Google's Smart Reply aims to make email on the go a little easier, with artificial intelligence used to compose possible responses

Gmail users are set to benefit from Google's machine learning research with Smart Reply. The system will use a deep neural network to not only analyze incoming emails for what information is required to form an appropriate response, but to propose three likely replies, with the end result enabling mobile users to respond quickly to emails.

Google's research blog details the initial challenge and the science that went into creating the technology. Crucial is a concept called sequence-to-sequence learning, already used in Google translation and a chatbot the search giant released earlier this year.

In sequence-to-sequence learning, two neural networks fuse both understanding a language and synthesizing language. The decoding network creates a thought vector by transcribing each word individually into a number, based on its context within the rest of the text. This grants the network the "idea" of the email.

The encoding network then generates potential responses, obviously not knowing which the human user might be partial to, but all of them making sense in the context of the decoded message and presenting suitable alternatives.

In these example email responses, Smart Reply synthesizes the meaning of the incoming email, then outputs likely responses for a user to send quickly.

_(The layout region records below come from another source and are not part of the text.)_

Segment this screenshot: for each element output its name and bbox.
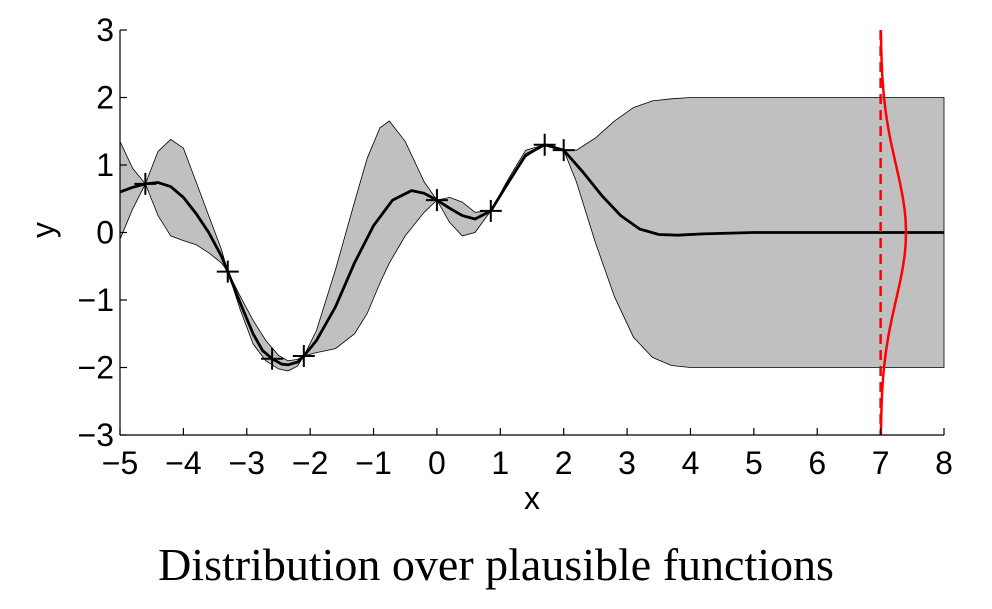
x-tick-label: 8 — [935, 445, 953, 481]
marginal-gaussian-curve — [879, 30, 908, 435]
x-tick-label: 6 — [808, 445, 826, 481]
x-tick-label: 7 — [872, 445, 890, 481]
y-tick-label: 0 — [96, 215, 114, 251]
y-tick-label: −3 — [78, 417, 114, 453]
x-tick-label: 5 — [745, 445, 763, 481]
x-axis-label: x — [524, 480, 540, 516]
x-tick-label: −4 — [165, 445, 201, 481]
axes-layer: −5 −4 −3 −2 −1 0 1 2 3 4 5 6 7 8 −3 −2 −1 0 1 2 3 — [78, 12, 953, 481]
confidence-band — [119, 97, 945, 372]
y-axis-label: y — [25, 222, 61, 238]
x-tick-label: 1 — [491, 445, 509, 481]
observation-point — [216, 260, 239, 283]
figure-caption: Distribution over plausible functions — [158, 539, 834, 590]
x-tick-label: 3 — [618, 445, 636, 481]
confidence-band-layer — [119, 97, 945, 372]
mean-line-layer — [119, 143, 944, 367]
x-tick-label: −3 — [229, 445, 265, 481]
y-tick-label: 2 — [96, 80, 114, 116]
x-tick-label: −1 — [355, 445, 391, 481]
observation-point — [479, 199, 502, 222]
observation-point — [134, 172, 157, 195]
observations-layer — [134, 133, 575, 370]
x-tick-label: 4 — [682, 445, 700, 481]
observation-point — [552, 139, 575, 162]
observation-point — [261, 347, 284, 370]
y-tick-label: 1 — [96, 147, 114, 183]
y-tick-label: 3 — [96, 12, 114, 48]
y-tick-label: −1 — [78, 282, 114, 318]
y-tick-label: −2 — [78, 350, 114, 386]
mean-line — [119, 143, 944, 367]
observation-point — [292, 345, 315, 368]
observation-point — [425, 189, 448, 212]
x-tick-label: −5 — [102, 445, 138, 481]
x-tick-label: 0 — [428, 445, 446, 481]
marginal-distribution-layer — [879, 30, 908, 435]
x-tick-label: 2 — [555, 445, 573, 481]
x-tick-label: −2 — [292, 445, 328, 481]
observation-point — [533, 133, 556, 156]
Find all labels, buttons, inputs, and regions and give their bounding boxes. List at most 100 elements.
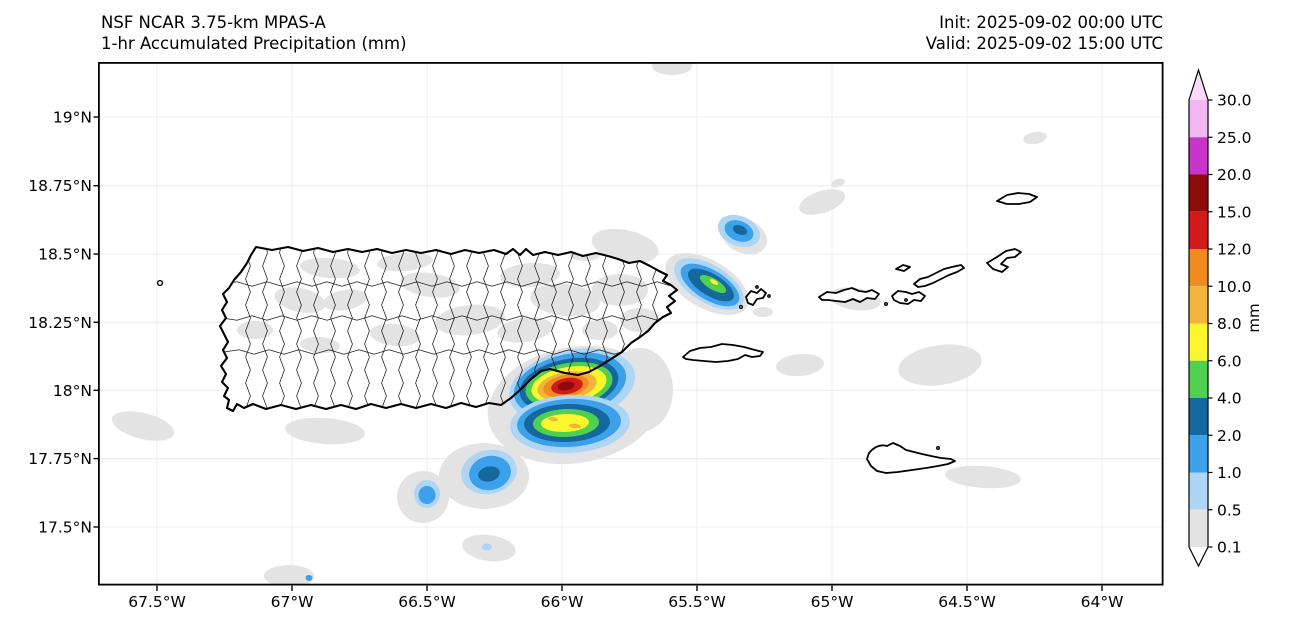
x-tick-label: 64°W — [1081, 593, 1124, 611]
colorbar-tick-label: 2.0 — [1217, 427, 1242, 445]
x-tick-label: 67.5°W — [128, 593, 186, 611]
plot-border — [98, 62, 1164, 586]
precip-cell-near-culebra-shape — [710, 279, 718, 285]
light-precip-patches-on-island-shape — [237, 321, 273, 339]
figure-title-line1: NSF NCAR 3.75-km MPAS-A — [101, 13, 326, 32]
island-outlines-shape — [767, 294, 771, 298]
colorbar-tick-label: 15.0 — [1217, 203, 1252, 221]
light-precip-patches-on-island-shape — [582, 320, 618, 340]
island-outlines-shape — [904, 298, 908, 302]
municipality-boundaries-shape — [415, 247, 421, 411]
colorbar: 30.0 25.0 20.0 15.0 12.0 10.0 8.0 6.0 4.… — [1188, 68, 1263, 568]
precip-cell-southwest-small — [397, 471, 449, 523]
island-outlines-shape — [738, 304, 744, 310]
light-precip-patches-on-island-shape — [400, 272, 460, 298]
valid-time-label: Valid: 2025-09-02 15:00 UTC — [926, 34, 1163, 53]
puerto-rico-coastline — [218, 245, 679, 413]
municipality-boundaries-shape — [364, 247, 370, 411]
precip-cell-offshore-south-shape — [569, 423, 581, 429]
colorbar-tick-label: 10.0 — [1217, 278, 1252, 296]
municipality-boundaries-shape — [262, 247, 268, 411]
colorbar-tick-label: 4.0 — [1217, 390, 1242, 408]
st-croix-island — [866, 442, 956, 474]
light-precip-patches-offshore-shape — [831, 178, 845, 188]
light-precip-patches-on-island-shape — [274, 287, 326, 313]
x-tick-label: 66°W — [541, 593, 584, 611]
colorbar-shape — [1189, 323, 1208, 361]
st-thomas-island — [818, 287, 880, 303]
light-precip-patches-offshore-shape — [482, 543, 492, 551]
precip-cell-southeast-coast-shape — [557, 381, 575, 391]
colorbar-tick-label: 12.0 — [1217, 241, 1252, 259]
colorbar-tick-label: 0.5 — [1217, 501, 1242, 519]
culebra-island — [745, 288, 767, 306]
precip-cell-offshore-south-shape — [548, 416, 558, 422]
colorbar-tick-label: 25.0 — [1217, 129, 1252, 147]
axis-tick-marks — [93, 116, 1103, 591]
precip-cell-southwest — [439, 443, 529, 509]
colorbar-tick-label: 20.0 — [1217, 166, 1252, 184]
light-precip-patches-offshore-shape — [264, 565, 314, 584]
colorbar-over-arrow — [1189, 70, 1208, 100]
colorbar-shape — [1189, 286, 1208, 324]
municipality-boundaries-shape — [313, 247, 319, 411]
light-precip-patches-on-island-shape — [497, 317, 553, 343]
precip-cell-southwest-small-shape — [418, 486, 436, 504]
light-precip-patches-offshore-shape — [305, 575, 313, 581]
precip-cell-near-culebra — [665, 253, 749, 315]
precip-cell-offshore-south — [510, 394, 630, 454]
municipality-boundaries-shape — [245, 247, 251, 411]
colorbar-shape — [1189, 174, 1208, 212]
light-precip-patches-offshore-shape — [898, 344, 982, 386]
municipality-boundaries-shape — [398, 247, 404, 411]
desecheo-island — [156, 279, 164, 287]
y-axis-labels: 19°N 18.75°N 18.5°N 18.25°N 18°N 17.75°N… — [28, 109, 92, 537]
colorbar-shape — [1189, 435, 1208, 473]
colorbar-shape — [1189, 211, 1208, 249]
municipality-boundaries-shape — [347, 247, 353, 411]
jost-van-dyke-island — [895, 264, 911, 272]
light-precip-patches-on-island-shape — [530, 283, 600, 317]
y-tick-label: 18.5°N — [38, 246, 92, 264]
municipality-boundaries-shape — [449, 247, 455, 411]
light-precip-patches-offshore-shape — [591, 228, 659, 264]
island-outlines-shape — [936, 446, 941, 451]
light-precip-patches-offshore-shape — [652, 63, 692, 75]
tortola-island — [913, 264, 965, 288]
x-tick-label: 65.5°W — [668, 593, 726, 611]
island-outlines — [156, 192, 1038, 474]
colorbar-tick-label: 0.1 — [1217, 539, 1242, 557]
y-tick-label: 19°N — [53, 109, 92, 127]
precip-cell-north-of-culebra — [717, 214, 767, 255]
municipality-boundaries-shape — [279, 247, 285, 411]
municipality-boundaries-shape — [221, 315, 673, 321]
municipality-boundaries-shape — [223, 349, 675, 355]
colorbar-tick-marks — [1208, 99, 1213, 548]
figure-title-line2: 1-hr Accumulated Precipitation (mm) — [101, 34, 407, 53]
colorbar-unit-label: mm — [1245, 303, 1263, 332]
y-tick-label: 18.25°N — [28, 314, 92, 332]
light-precip-patches-on-island-shape — [323, 289, 367, 311]
municipality-boundaries-shape — [483, 247, 489, 411]
municipality-boundaries-shape — [466, 247, 472, 411]
x-tick-label: 67°W — [271, 593, 314, 611]
y-tick-label: 18.75°N — [28, 177, 92, 195]
light-precip-patches-offshore-shape — [776, 353, 824, 377]
precip-cell-southwest-shape — [478, 466, 500, 482]
virgin-gorda-island — [986, 248, 1022, 273]
municipality-boundaries-shape — [432, 247, 438, 411]
light-precip-patches-on-island-shape — [500, 262, 560, 288]
init-time-label: Init: 2025-09-02 00:00 UTC — [939, 13, 1163, 32]
light-precip-patches-on-island-shape — [300, 257, 360, 279]
colorbar-shape — [1189, 398, 1208, 436]
island-outlines-shape — [884, 302, 889, 307]
colorbar-shape — [1189, 360, 1208, 398]
colorbar-shape — [1189, 472, 1208, 510]
anegada-island — [996, 192, 1038, 205]
light-precip-patches-offshore-shape — [753, 307, 773, 317]
light-precip-patches-offshore-shape — [798, 189, 846, 215]
municipality-boundaries-shape — [330, 247, 336, 411]
municipality-boundaries-shape — [296, 247, 302, 411]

Researchers encountered some challenges with this latter network. First, Smart Reply might generate perfectly reasonable responses, but they would all be essentially the same in terms of content, just rephrased.

Smart Reply was also had a propensity to respond with "I love you", "sounds good" or "thanks" when it wasn't sure of the correct response, so it resorted to common responses as a fallback. This problem was solved by normalizing the likeliness of a response in comparison to how probable it had been in the past. Thus Smart Reply will no longer attempt to hit on your boss.

Before technologists had the computer power to run neural networks, a chatbot or other artificial language system might rely on cleverly coded rules of grammar and syntax, rather than understanding what its conversational partner was saying. Google researcher and blog author Greg Corrado explains why this would break down for the Gmail's Smart Reply.

He describes the "tremendous diversity" in which people communicate, and points out that machine learning could capture the style and tones of different writing styles. No matter how anticipatory the rules would be, emails would range far beyond what programmers could realistically expect.

He also points out that this feature is being created and fine-tuned without a human ever reading an email. So while you won't have to worry that Smart Reply is being refined off your email to your grandma, you can probably anticipate a few wonky responses while the neural nets learn.

Unlike Google's research into training networks to play Atari games, or reverse engineering image recognition into "Inceptionism" art, Smart Reply will be available for iOS and Android Inbox users to play with later this week.